Passing through the main glass doors into a wood-paneled reception area, Wi
llumstad and Schreiber took in the newly renovated offices on the forty-eighth floor. As the two men sat waiting, Willumstad knew his associate was silently irate. Schreiber had been working throughout August on various plans to raise capital and extend the company’s credit lines to avoid facing a cash crunch if the market were to worsen. As part of his efforts he had held a bakeoff among a number of banks and had been unimpressed with JP Morgan’s pitch—and he was still smarting from the firm’s aggressive attitude when they raised capital for AIG in the spring. He had hoped to use Citigroup and Deutsche Bank, but Willumstad had insisted that they consider JP Morgan. The way things were playing out, if things really did get much worse, Willumstad figured he’d rather be dealing with an ally in Dimon, even if his colleague felt otherwise.
The AIG executives were escorted to Dimon’s office, which actually consists of an office with a desk, a sitting room, and a conference room. In the conference area Dimon, Steve Black, co-head of the investment bank, Ann Kronenberg, and Tim Main took their places around a wood table with a whiteboard behind them.
After some small talk, Dimon thanked them for coming, and Main, who headed the bank’s financial institutions group, launched into his pitch for why AIG should use JP Morgan. Main pointed out his group’s number one ranking in the latest league underwriting tables and noted its work in helping CIT Group issue two equity offerings worth $1 billion.

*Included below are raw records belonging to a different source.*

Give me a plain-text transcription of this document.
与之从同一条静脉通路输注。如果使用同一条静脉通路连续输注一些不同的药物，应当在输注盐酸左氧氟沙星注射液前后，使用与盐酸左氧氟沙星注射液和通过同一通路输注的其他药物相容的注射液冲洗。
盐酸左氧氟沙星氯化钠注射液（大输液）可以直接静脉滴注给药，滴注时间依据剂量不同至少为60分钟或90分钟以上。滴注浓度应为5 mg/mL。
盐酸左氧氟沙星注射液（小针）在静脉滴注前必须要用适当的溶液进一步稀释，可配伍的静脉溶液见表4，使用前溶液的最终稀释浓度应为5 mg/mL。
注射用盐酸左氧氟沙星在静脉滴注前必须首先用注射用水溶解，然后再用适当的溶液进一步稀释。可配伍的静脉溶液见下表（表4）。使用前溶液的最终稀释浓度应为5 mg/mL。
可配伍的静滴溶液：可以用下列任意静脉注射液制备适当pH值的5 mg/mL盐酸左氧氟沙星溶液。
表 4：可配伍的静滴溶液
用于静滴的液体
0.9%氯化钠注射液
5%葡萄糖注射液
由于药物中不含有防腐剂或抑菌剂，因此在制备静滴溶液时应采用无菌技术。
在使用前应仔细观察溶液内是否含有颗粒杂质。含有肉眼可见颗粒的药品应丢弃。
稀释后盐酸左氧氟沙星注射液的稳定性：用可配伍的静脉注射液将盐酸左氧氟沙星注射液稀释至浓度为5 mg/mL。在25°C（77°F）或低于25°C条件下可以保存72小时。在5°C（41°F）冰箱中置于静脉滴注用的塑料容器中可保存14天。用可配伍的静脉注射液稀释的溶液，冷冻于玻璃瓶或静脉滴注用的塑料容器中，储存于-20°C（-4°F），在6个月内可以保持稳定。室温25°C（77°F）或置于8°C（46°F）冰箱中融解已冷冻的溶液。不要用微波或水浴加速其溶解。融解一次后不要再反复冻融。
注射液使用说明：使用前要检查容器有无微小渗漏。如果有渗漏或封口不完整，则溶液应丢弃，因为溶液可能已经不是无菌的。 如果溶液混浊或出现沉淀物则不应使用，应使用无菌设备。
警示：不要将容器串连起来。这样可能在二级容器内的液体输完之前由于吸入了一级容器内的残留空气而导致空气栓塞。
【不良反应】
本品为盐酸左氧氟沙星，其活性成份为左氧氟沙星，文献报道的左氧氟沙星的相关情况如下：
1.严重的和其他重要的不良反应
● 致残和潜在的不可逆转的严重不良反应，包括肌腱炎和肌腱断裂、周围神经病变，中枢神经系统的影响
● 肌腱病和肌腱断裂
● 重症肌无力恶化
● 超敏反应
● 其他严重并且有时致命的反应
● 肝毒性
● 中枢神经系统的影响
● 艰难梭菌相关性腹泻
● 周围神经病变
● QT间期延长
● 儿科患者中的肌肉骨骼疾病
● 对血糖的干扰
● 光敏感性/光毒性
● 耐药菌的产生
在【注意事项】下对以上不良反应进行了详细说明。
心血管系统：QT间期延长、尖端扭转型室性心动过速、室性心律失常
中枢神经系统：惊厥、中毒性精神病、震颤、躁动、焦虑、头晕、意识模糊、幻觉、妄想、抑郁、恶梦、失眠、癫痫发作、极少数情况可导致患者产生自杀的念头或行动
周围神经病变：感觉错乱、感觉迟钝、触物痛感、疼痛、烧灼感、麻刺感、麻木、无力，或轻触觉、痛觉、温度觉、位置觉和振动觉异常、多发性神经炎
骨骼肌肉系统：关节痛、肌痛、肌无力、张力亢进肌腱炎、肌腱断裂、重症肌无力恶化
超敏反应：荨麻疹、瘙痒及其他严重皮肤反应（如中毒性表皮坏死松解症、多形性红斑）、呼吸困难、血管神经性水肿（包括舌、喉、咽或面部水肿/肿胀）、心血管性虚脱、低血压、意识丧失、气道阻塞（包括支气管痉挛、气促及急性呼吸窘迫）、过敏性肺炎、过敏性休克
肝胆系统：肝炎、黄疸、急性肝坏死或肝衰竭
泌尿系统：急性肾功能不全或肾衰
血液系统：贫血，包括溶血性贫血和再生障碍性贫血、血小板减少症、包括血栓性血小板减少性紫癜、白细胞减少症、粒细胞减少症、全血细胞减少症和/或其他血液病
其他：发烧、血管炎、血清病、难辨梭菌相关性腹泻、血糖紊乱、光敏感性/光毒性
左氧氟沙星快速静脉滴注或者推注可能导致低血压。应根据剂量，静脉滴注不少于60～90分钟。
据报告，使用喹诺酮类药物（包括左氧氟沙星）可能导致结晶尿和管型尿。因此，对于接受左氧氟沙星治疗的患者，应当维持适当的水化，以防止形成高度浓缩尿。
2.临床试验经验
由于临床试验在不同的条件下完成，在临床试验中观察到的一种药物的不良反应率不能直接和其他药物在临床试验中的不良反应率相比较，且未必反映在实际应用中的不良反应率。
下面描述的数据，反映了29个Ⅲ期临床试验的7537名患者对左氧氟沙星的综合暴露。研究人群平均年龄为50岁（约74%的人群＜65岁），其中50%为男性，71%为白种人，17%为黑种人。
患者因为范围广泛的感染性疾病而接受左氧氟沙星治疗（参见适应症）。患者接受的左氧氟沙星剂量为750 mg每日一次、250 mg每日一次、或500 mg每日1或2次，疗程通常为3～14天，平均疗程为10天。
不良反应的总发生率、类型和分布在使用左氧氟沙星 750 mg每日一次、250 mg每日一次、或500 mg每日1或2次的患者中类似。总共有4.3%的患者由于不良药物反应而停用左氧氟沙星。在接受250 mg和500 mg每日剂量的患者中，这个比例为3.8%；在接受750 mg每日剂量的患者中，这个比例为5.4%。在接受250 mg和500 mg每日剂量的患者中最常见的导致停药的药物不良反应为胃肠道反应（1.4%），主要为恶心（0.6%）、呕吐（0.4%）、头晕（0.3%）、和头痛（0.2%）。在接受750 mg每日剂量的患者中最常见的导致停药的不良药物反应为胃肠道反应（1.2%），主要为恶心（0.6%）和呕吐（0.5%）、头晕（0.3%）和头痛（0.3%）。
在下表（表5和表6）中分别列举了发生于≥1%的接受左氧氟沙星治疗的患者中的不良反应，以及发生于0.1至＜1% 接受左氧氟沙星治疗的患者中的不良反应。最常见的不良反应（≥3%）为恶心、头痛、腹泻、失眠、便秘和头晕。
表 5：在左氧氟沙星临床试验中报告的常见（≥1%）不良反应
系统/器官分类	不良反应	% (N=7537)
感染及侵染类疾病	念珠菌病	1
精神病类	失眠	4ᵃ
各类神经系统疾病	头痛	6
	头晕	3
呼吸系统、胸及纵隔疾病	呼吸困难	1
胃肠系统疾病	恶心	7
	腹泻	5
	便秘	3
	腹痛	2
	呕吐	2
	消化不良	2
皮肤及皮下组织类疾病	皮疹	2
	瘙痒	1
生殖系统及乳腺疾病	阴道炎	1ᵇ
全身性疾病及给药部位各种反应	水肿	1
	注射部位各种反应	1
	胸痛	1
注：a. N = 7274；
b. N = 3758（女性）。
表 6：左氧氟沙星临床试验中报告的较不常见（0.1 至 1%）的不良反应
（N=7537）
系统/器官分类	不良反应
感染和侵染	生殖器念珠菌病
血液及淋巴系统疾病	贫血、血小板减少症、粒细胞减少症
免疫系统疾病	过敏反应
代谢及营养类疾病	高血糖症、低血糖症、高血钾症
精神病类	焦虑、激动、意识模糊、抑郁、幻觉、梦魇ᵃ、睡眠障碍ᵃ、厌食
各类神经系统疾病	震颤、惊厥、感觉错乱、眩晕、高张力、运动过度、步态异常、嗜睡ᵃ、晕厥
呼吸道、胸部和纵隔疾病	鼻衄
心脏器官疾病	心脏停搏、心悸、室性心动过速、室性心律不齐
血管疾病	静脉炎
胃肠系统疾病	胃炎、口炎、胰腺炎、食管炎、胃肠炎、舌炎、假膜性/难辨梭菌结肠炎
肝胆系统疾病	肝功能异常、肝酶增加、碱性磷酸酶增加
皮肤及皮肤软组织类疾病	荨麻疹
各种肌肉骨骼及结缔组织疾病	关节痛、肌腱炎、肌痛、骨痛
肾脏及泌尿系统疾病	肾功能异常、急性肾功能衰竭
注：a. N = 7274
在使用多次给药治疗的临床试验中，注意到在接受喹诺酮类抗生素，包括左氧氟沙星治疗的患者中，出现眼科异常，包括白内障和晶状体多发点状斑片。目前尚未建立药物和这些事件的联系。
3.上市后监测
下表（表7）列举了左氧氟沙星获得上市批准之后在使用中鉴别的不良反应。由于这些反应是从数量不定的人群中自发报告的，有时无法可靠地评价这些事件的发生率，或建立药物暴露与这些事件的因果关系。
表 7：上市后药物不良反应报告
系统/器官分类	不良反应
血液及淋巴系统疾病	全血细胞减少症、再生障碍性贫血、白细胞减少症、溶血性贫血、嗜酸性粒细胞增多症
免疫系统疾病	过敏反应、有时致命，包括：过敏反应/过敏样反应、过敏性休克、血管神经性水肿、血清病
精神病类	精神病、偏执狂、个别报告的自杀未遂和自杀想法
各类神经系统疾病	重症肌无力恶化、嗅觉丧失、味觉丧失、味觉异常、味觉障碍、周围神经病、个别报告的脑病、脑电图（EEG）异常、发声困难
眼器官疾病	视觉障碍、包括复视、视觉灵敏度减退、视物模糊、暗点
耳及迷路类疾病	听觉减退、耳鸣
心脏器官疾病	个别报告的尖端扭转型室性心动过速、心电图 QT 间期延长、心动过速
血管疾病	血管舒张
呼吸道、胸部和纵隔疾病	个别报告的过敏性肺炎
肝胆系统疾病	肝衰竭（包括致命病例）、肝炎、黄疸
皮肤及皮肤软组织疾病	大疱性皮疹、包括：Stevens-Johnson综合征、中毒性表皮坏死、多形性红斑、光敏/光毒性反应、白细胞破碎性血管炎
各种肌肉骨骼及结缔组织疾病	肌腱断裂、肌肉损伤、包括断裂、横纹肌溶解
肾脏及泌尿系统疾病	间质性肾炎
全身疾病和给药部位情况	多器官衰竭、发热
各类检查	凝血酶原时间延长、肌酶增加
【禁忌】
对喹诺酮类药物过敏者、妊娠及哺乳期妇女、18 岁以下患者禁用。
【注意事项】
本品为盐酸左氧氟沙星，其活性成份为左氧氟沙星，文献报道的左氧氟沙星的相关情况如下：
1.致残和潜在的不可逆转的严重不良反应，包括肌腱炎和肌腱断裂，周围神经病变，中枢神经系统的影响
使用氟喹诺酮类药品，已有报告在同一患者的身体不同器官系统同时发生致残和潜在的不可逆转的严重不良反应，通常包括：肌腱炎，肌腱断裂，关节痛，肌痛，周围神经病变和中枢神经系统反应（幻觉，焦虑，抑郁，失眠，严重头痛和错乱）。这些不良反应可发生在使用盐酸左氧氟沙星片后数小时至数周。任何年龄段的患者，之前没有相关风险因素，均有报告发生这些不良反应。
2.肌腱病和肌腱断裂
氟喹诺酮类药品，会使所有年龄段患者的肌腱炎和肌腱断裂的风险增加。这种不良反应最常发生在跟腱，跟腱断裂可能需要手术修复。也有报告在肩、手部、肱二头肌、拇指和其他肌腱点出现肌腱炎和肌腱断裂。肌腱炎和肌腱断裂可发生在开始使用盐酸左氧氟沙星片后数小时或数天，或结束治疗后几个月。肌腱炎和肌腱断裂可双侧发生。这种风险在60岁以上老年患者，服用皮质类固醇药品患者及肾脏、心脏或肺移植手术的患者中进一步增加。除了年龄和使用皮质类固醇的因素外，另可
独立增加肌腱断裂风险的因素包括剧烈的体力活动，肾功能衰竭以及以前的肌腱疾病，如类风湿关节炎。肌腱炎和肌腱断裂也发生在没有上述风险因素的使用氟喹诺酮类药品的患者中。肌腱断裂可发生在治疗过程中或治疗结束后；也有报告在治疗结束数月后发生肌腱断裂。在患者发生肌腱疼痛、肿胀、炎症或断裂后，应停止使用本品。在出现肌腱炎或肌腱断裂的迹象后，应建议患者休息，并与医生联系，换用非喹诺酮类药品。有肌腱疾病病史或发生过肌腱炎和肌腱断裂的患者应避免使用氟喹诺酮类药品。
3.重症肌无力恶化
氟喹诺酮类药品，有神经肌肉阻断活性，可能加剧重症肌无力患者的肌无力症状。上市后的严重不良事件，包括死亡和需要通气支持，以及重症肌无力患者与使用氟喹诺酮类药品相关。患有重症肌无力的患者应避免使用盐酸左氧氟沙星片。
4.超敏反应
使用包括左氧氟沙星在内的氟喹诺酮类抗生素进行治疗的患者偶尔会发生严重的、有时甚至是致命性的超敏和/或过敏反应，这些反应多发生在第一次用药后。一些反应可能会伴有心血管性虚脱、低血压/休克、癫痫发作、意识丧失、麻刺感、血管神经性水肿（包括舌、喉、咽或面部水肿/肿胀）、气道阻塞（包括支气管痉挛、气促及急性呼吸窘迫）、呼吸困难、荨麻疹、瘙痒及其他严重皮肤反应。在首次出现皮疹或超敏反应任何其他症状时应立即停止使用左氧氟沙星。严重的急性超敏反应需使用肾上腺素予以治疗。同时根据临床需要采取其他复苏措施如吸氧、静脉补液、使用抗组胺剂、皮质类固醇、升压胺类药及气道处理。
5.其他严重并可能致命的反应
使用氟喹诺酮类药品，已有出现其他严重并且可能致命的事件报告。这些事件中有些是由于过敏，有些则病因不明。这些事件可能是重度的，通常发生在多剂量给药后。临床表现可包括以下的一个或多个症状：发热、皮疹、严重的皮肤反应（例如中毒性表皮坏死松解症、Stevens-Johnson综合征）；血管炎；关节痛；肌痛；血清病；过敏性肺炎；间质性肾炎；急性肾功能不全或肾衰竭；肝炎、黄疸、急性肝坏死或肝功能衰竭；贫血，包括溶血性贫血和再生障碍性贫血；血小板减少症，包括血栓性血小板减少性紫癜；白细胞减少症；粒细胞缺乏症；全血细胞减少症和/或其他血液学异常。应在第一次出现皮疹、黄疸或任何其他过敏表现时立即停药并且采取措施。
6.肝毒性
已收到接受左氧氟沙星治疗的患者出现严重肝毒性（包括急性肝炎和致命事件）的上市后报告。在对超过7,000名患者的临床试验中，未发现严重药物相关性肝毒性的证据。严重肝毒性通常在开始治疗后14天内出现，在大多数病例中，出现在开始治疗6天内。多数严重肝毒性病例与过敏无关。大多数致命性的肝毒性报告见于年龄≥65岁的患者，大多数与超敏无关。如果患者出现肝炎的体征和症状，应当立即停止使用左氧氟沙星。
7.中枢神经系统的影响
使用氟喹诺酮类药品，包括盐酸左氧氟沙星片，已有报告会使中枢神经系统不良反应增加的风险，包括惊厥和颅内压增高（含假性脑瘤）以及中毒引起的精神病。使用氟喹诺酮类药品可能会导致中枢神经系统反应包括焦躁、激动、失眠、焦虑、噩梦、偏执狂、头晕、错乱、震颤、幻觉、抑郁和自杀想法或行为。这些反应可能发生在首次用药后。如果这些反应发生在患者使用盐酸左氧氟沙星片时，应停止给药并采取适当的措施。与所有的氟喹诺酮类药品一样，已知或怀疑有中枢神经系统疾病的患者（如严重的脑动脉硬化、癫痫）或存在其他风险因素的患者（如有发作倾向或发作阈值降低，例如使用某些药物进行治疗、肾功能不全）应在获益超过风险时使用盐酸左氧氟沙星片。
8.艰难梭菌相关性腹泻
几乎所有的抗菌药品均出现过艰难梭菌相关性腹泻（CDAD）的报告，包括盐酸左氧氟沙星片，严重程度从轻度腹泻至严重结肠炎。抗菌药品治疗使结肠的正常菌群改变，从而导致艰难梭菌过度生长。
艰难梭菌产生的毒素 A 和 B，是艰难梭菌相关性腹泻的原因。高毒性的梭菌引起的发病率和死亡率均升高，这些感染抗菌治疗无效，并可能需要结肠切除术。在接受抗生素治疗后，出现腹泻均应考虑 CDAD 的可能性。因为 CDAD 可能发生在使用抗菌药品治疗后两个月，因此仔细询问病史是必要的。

“That’s a dubious achievement to cite,” Willumstad later commented to Schreiber, “given that shares of CIT were trading below $10 [in August 2008] when they were more than four times that a year ago.” All in all, however, it was a fairly standard pitch from a Wall Street banker, the kind everyone in the room had heard dozens, if not hundreds, of times before: We’re the best suited to help you, we have the most talent, the most resources; we understand your needs better than anyone else.